Kimball Dimensional Modeling theory and practices are the most widely accepted processes for consolidating data from different sources into a central “Delivery Area” for consolidated cross functional reporting. Or simply a process for normalizing and standardizing data from several data marts into a data warehouse for Business Intelligence (BI) reporting.
From “The Data Warehouse Tool Kit”; Second Edition; Kimball, Ross; 2002; John Wiley and Sons, Inc.; Page 22:
Finally, dimensional models are gracefully extensible to accommodate change. The predictable framework of a dimensional model withstands unexpected changes in user behavior. Every dimension is equivalent; all dimensions are symmetrically equal entry points into the fact table. The logical model has no built-in bias regarding expected query patterns. There are no preferences for the business questions we’ll ask this month versus the questions we’ll ask next month. We certainly don’t want to adjust our schemas if business users come up with new ways to analyze the business.
The main tool used to discover the applicable Dimensions for a model is the Business Process Dimensions Matrix, see Figure 1. Each row represents a Business Process and Each Column a Dimension available within the Delivery Area that is populated manually or through the consolidation of the source data.
Figure 1. Kimball, Ross; et al.; Page 79.

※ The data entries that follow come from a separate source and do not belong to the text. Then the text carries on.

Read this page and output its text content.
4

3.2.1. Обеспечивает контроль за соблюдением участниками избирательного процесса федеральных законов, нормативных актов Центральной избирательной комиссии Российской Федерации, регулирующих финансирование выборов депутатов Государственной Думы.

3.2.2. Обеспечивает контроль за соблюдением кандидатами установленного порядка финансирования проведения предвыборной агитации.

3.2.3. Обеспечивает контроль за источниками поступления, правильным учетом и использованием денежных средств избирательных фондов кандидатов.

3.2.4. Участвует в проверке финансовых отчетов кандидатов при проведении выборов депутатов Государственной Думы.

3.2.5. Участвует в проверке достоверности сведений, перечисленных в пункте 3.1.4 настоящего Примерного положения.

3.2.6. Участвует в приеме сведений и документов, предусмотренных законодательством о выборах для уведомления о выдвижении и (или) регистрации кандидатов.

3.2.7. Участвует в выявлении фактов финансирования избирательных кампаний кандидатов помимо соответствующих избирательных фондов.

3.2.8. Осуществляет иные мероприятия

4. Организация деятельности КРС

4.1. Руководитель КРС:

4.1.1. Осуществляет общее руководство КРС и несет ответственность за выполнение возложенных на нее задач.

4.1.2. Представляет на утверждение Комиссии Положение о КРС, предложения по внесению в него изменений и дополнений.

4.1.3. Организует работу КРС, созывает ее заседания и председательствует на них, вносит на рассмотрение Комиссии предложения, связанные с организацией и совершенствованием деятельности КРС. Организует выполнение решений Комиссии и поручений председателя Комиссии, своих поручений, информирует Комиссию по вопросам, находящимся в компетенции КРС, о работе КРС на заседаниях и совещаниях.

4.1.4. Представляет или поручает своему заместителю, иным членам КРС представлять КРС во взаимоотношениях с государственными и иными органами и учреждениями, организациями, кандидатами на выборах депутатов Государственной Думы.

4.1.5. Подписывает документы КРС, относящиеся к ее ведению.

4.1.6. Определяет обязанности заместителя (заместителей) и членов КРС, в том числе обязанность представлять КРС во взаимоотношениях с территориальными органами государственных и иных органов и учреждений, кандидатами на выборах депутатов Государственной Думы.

On this surface this looks like a Waterfall approach… Identifying all the requirements upfront before development starts. I disagree. This document should be an organic repository that is constantly updated with changes like new Dimensions or Business process as additional data sources are added to the system. Further, I believe this matrix is the perfect primer for authoring User Stories. For Instance the first Business Process would translate to:
As an Inbound Contact Center Supervisor I want to see Voice, Chat, Email and Fax metrics summarized by Date, Time, Agents (Users), Goals and Locations So that I can…
The last section of the User Story where the reason or benefit is recorded also derive from a central tenant of BI practices. That central tenant is, “Every report must answer a question to aid in the conclusion of one or more business decisions.” The question we’re answering does not show up on the matrix, but should be part of the BI project management artifacts and the User story is the perfect place to record it.
If you’re reading this you may be a BI solution developer and suffered the frustrations of pointless and repetitive presentations (reports and dashboards) because your customers don’t know what they want. Someone on the project must take it upon themselves to get the stake holders to commit to the questions they want to answer. In Agile Scrum, it would make sense that the Product Owner maintains the matrix and the user stories and therefore should be responsible for those commitments. Here’s an Example of the resulting user story.
As an Inbound Contact Center Supervisor I want to see Voice, Chat, Email and Fax metrics summarized by Date, Time, Agents (Users), Goals and Locations So that I can more accurately forecast future staffing needs.
The wide acceptance of Kimball practices predates the wide acceptance of Agile Iterative Development practices. Therefore, several professionals in the space are unwilling to adapt their practice of Kimball methodologies. Hopefully this discussion will aid in efforts to convince these BI resources to modify their approach to conform to the Software Development Life Cycle (SDLC) methodology the rest of the development team uses.